ACUFOCIN: Randomised clinical trial of ACUpuncture plus standard care versus standard care alone FOr Chemotherapy Induced peripheral Neuropathy (CIPN)
Session type: Clinical Trials Showcase
CIPN is a dose limiting toxicity, which poses a major clinical challenge. Literature would suggest that acupuncture offers promise in managing neuropathy. This study aims to explore the use of acupuncture with standard care (Acu +SC) against SC alone, to reduce symptoms of CIPN.
A phase II, randomised, parallel group design was used to investigate the effectiveness of a 10 week course of acupuncture to manage CIPN. Patients experiencing CIPN ≥ Grade II (CTCAE v4.03), recording a ‘Most Troublesome’ CIPN symptom score of ≥ 3 using the "Measure Yourself Medical Outcome Profile" (MYMOP 2), were randomised (1:1) to either Acu+SC or SC alone. The primary end-point was a ≥ 2 point improvement (success) in MYMOP2 score at week 10 (logistic regression adjusted for stratification factors and baseline MYMOP2 score). The necessary sample size was 100 patients;120 were randomised to allow for attrition (90% power; 10% one-sided alpha), for a hypothesised improvement in success proportions from 30% to 55%.
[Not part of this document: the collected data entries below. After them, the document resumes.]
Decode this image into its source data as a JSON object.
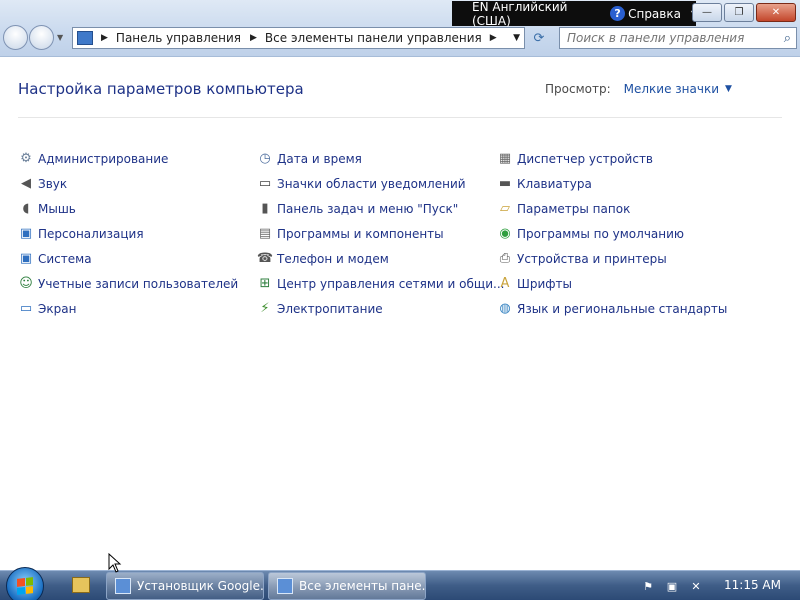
{
  "window": {
    "lang_indicator": "EN Английский (США)",
    "help_label": "Справка",
    "buttons": {
      "minimize": "—",
      "maximize": "❐",
      "close": "✕"
    }
  },
  "nav": {
    "address_parts": [
      "Панель управления",
      "Все элементы панели управления"
    ],
    "search_placeholder": "Поиск в панели управления"
  },
  "main": {
    "title": "Настройка параметров компьютера",
    "view_label": "Просмотр:",
    "view_value": "Мелкие значки",
    "columns": [
      [
        {
          "label": "Администрирование",
          "icon": "admin-tools-icon"
        },
        {
          "label": "Звук",
          "icon": "speaker-icon"
        },
        {
          "label": "Мышь",
          "icon": "mouse-icon"
        },
        {
          "label": "Персонализация",
          "icon": "personalization-icon"
        },
        {
          "label": "Система",
          "icon": "system-icon"
        },
        {
          "label": "Учетные записи пользователей",
          "icon": "users-icon"
        },
        {
          "label": "Экран",
          "icon": "display-icon"
        }
      ],
      [
        {
          "label": "Дата и время",
          "icon": "clock-icon"
        },
        {
          "label": "Значки области уведомлений",
          "icon": "notification-icons-icon"
        },
        {
          "label": "Панель задач и меню \"Пуск\"",
          "icon": "taskbar-icon"
        },
        {
          "label": "Программы и компоненты",
          "icon": "programs-icon"
        },
        {
          "label": "Телефон и модем",
          "icon": "phone-modem-icon"
        },
        {
          "label": "Центр управления сетями и общи...",
          "icon": "network-icon"
        },
        {
          "label": "Электропитание",
          "icon": "power-icon"
        }
      ],
      [
        {
          "label": "Диспетчер устройств",
          "icon": "device-manager-icon"
        },
        {
          "label": "Клавиатура",
          "icon": "keyboard-icon"
        },
        {
          "label": "Параметры папок",
          "icon": "folder-options-icon"
        },
        {
          "label": "Программы по умолчанию",
          "icon": "default-programs-icon"
        },
        {
          "label": "Устройства и принтеры",
          "icon": "printer-icon"
        },
        {
          "label": "Шрифты",
          "icon": "fonts-icon"
        },
        {
          "label": "Язык и региональные стандарты",
          "icon": "region-icon"
        }
      ]
    ]
  },
  "taskbar": {
    "buttons": [
      {
        "label": "Установщик Google..."
      },
      {
        "label": "Все элементы пане..."
      }
    ],
    "clock": "11:15 AM"
  }
}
120 patients were randomised to ACUFOCIN; diagnosis: breast 61 (51%), multiple myeloma 9 (8%), GI 48 (40%), gynaecological 2 (2%). MYMOP2 score for most troubling CIPN symptom at baseline: 3-4 33 (28%), 5-6 87 (73%). CTCAE CIPN at baseline; grade II 103 (86%), grade III 17 (14%). Baseline characteristics were balanced between arms. Primary outcome data were available for 108 participants with 36/54 (67%) successes in the Acu+SC arm compared to 18/55 (33%) in the SC arm. Adjusted success odds ratio was 4.3 (95% CI 1.9-9.6; p < 0.001; Acu+SC vs SC). Additionally, 27/53 (51%) participants achieved a CIPN success (grade ≤ I) in the Acu+SC arm compared to 4/56 (7%) in the SC arm with adjusted odds ratio 13.1 (95% CI 4.1-41.7; p < 0.001; Acu+SC vs SC).
In this patient cohort, a 10 week course of acupuncture significantly improved symptoms of CIPN. These results support further investigation within a phase III trial.